Why do people who have everything still act like it’s not enough?

Everything is Just Fine starts a little silly, with rah-rah emails from Coach Randy and other parents. (In fact, the entire first chapter is just emails.) It wasn’t until I was about a quarter of the way in that I realized that underneath Paesel’s breezy narrative voice was a heart of darkness. In that way, it reminded me of Felicity Huffman’s old series, Desperate Housewives. (And while I don’t think Lynette would have bribed a college coach to get her kids into USC, I do think Bree, Carlos, Katherine, and Paul would have resorted to such measures.)

A few problems I found: There are multiple points of view, and occasionally Paesel hops from one head to another without warning.
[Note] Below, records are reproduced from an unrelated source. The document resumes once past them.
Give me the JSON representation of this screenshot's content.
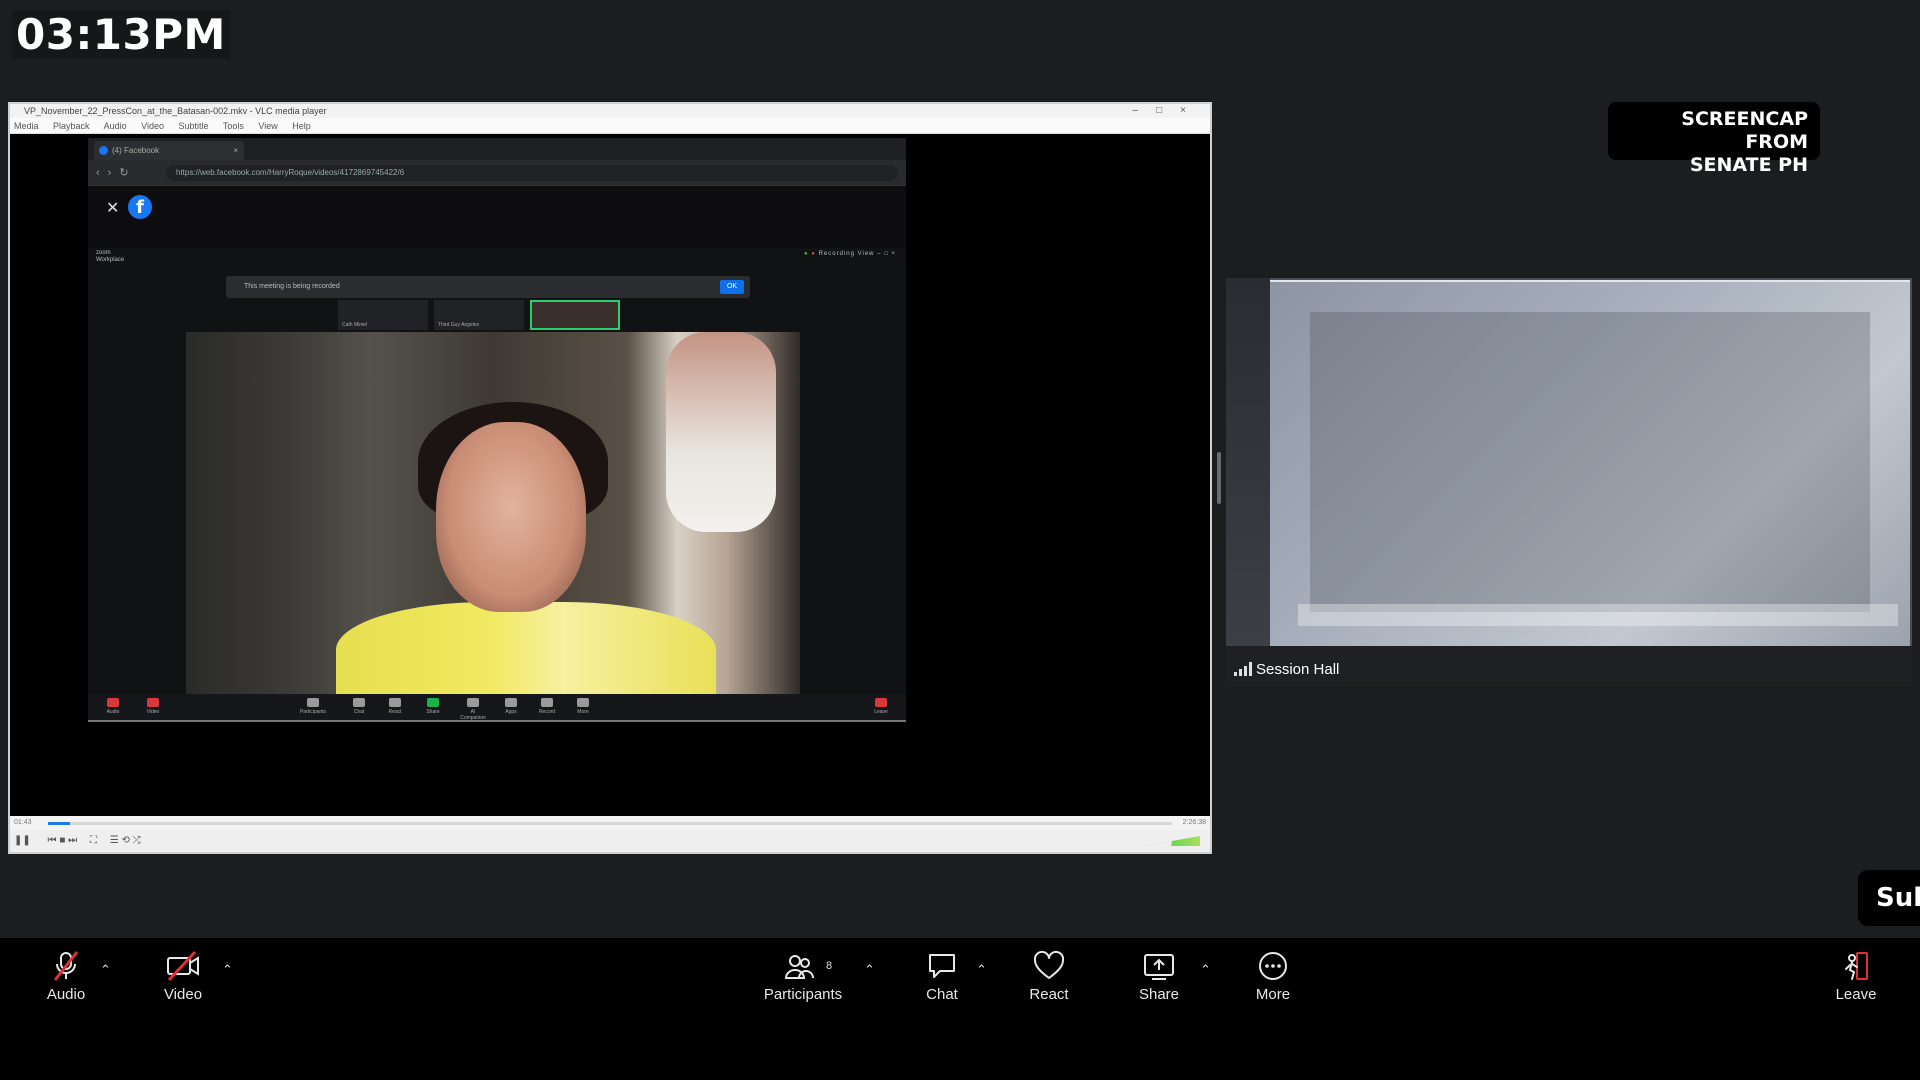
{
  "overlay": {
    "clock": "03:13PM",
    "watermark_line1": "SCREENCAP FROM",
    "watermark_line2": "SENATE PH",
    "subtitle_tab": "Sub"
  },
  "vlc": {
    "title": "VP_November_22_PressCon_at_the_Batasan-002.mkv - VLC media player",
    "menu": [
      "Media",
      "Playback",
      "Audio",
      "Video",
      "Subtitle",
      "Tools",
      "View",
      "Help"
    ],
    "time_elapsed": "01:43",
    "time_total": "2:26:38",
    "progress_fraction": 0.01
  },
  "browser": {
    "tab_title": "(4) Facebook",
    "url": "https://web.facebook.com/HarryRoque/videos/4172869745422/6"
  },
  "zoom_inner": {
    "brand_line1": "zoom",
    "brand_line2": "Workplace",
    "recording_label": "Recording",
    "view_label": "View",
    "notice": "This meeting is being recorded",
    "notice_ok": "OK",
    "thumb1_name": "Cath Miniel",
    "thumb2_name": "Third Guy Angeles",
    "toolbar": [
      "Audio",
      "Video",
      "Participants",
      "Chat",
      "React",
      "Share",
      "AI Companion",
      "Apps",
      "Record",
      "More",
      "Leave"
    ]
  },
  "camera_tile": {
    "label": "Session Hall"
  },
  "toolbar": {
    "audio": "Audio",
    "video": "Video",
    "participants": "Participants",
    "participants_count": "8",
    "chat": "Chat",
    "react": "React",
    "share": "Share",
    "more": "More",
    "leave": "Leave"
  },
  "colors": {
    "toolbar_bg": "#000000",
    "muted_red": "#e03131",
    "zoom_blue": "#0e71eb",
    "active_green": "#2ecc71"
  }
}
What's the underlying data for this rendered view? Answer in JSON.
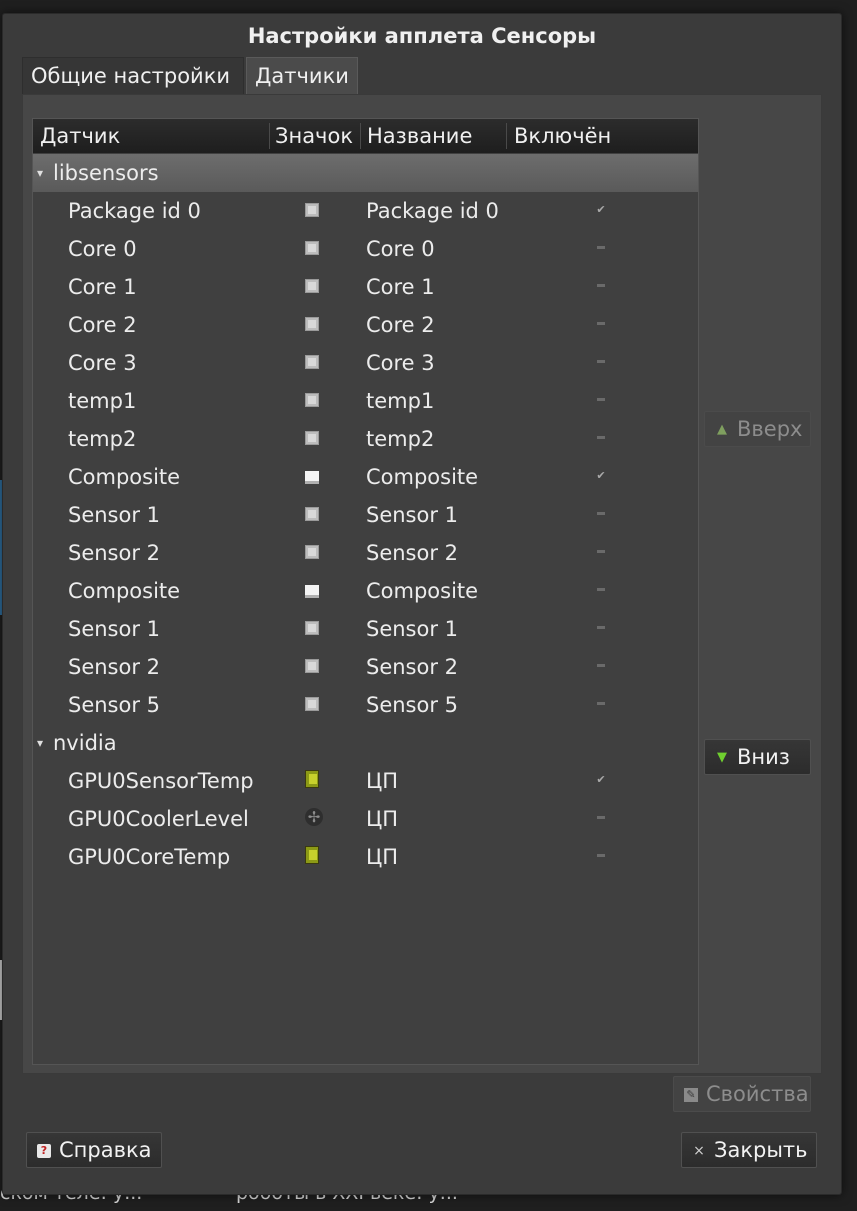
{
  "background": {
    "text_left": "ском теле: у...",
    "text_right": "роботы в XXI веке: у..."
  },
  "window": {
    "title": "Настройки апплета Сенсоры"
  },
  "tabs": [
    {
      "label": "Общие настройки",
      "active": false
    },
    {
      "label": "Датчики",
      "active": true
    }
  ],
  "table": {
    "columns": {
      "sensor": "Датчик",
      "icon": "Значок",
      "name": "Название",
      "enabled": "Включён"
    },
    "groups": [
      {
        "label": "libsensors",
        "expanded": true,
        "rows": [
          {
            "sensor": "Package id 0",
            "icon": "cpu-chip-icon",
            "name": "Package id 0",
            "enabled": true
          },
          {
            "sensor": "Core 0",
            "icon": "cpu-chip-icon",
            "name": "Core 0",
            "enabled": false
          },
          {
            "sensor": "Core 1",
            "icon": "cpu-chip-icon",
            "name": "Core 1",
            "enabled": false
          },
          {
            "sensor": "Core 2",
            "icon": "cpu-chip-icon",
            "name": "Core 2",
            "enabled": false
          },
          {
            "sensor": "Core 3",
            "icon": "cpu-chip-icon",
            "name": "Core 3",
            "enabled": false
          },
          {
            "sensor": "temp1",
            "icon": "cpu-chip-icon",
            "name": "temp1",
            "enabled": false
          },
          {
            "sensor": "temp2",
            "icon": "cpu-chip-icon",
            "name": "temp2",
            "enabled": false
          },
          {
            "sensor": "Composite",
            "icon": "hard-disk-icon",
            "name": "Composite",
            "enabled": true
          },
          {
            "sensor": "Sensor 1",
            "icon": "cpu-chip-icon",
            "name": "Sensor 1",
            "enabled": false
          },
          {
            "sensor": "Sensor 2",
            "icon": "cpu-chip-icon",
            "name": "Sensor 2",
            "enabled": false
          },
          {
            "sensor": "Composite",
            "icon": "hard-disk-icon",
            "name": "Composite",
            "enabled": false
          },
          {
            "sensor": "Sensor 1",
            "icon": "cpu-chip-icon",
            "name": "Sensor 1",
            "enabled": false
          },
          {
            "sensor": "Sensor 2",
            "icon": "cpu-chip-icon",
            "name": "Sensor 2",
            "enabled": false
          },
          {
            "sensor": "Sensor 5",
            "icon": "cpu-chip-icon",
            "name": "Sensor 5",
            "enabled": false
          }
        ]
      },
      {
        "label": "nvidia",
        "expanded": true,
        "rows": [
          {
            "sensor": "GPU0SensorTemp",
            "icon": "gpu-card-icon",
            "name": "ЦП",
            "enabled": true
          },
          {
            "sensor": "GPU0CoolerLevel",
            "icon": "fan-icon",
            "name": "ЦП",
            "enabled": false
          },
          {
            "sensor": "GPU0CoreTemp",
            "icon": "gpu-card-icon",
            "name": "ЦП",
            "enabled": false
          }
        ]
      }
    ]
  },
  "side_buttons": {
    "up": "Вверх",
    "down": "Вниз",
    "properties": "Свойства"
  },
  "footer": {
    "help": "Справка",
    "close": "Закрыть"
  }
}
More broadly, the league treats these 10-year-olds like they are six, with rules about playing time, substitution, sportsmanship, and non-competitive games appropriate for little children who’d never played sports before. With Beverly Hills being so competitive, I’d expect most 10-year-olds to be in select travel programs rather than leagues that don’t keep score for the first several games of the season.

Still, I’d recommend the book to anyone who enjoys tales of suburban angst. Sometimes everything really is just fine, and it’s nice to have a reminder that even if you don’t have the biggest house on the block or your kid isn’t the best soccer player in town, what you do have is pretty great. Every character in this book would have been so much better off had they just appreciated what they had. We can all learn from their mistakes.

Thanks to Grand Central Publishing for the book in exchange for an honest review.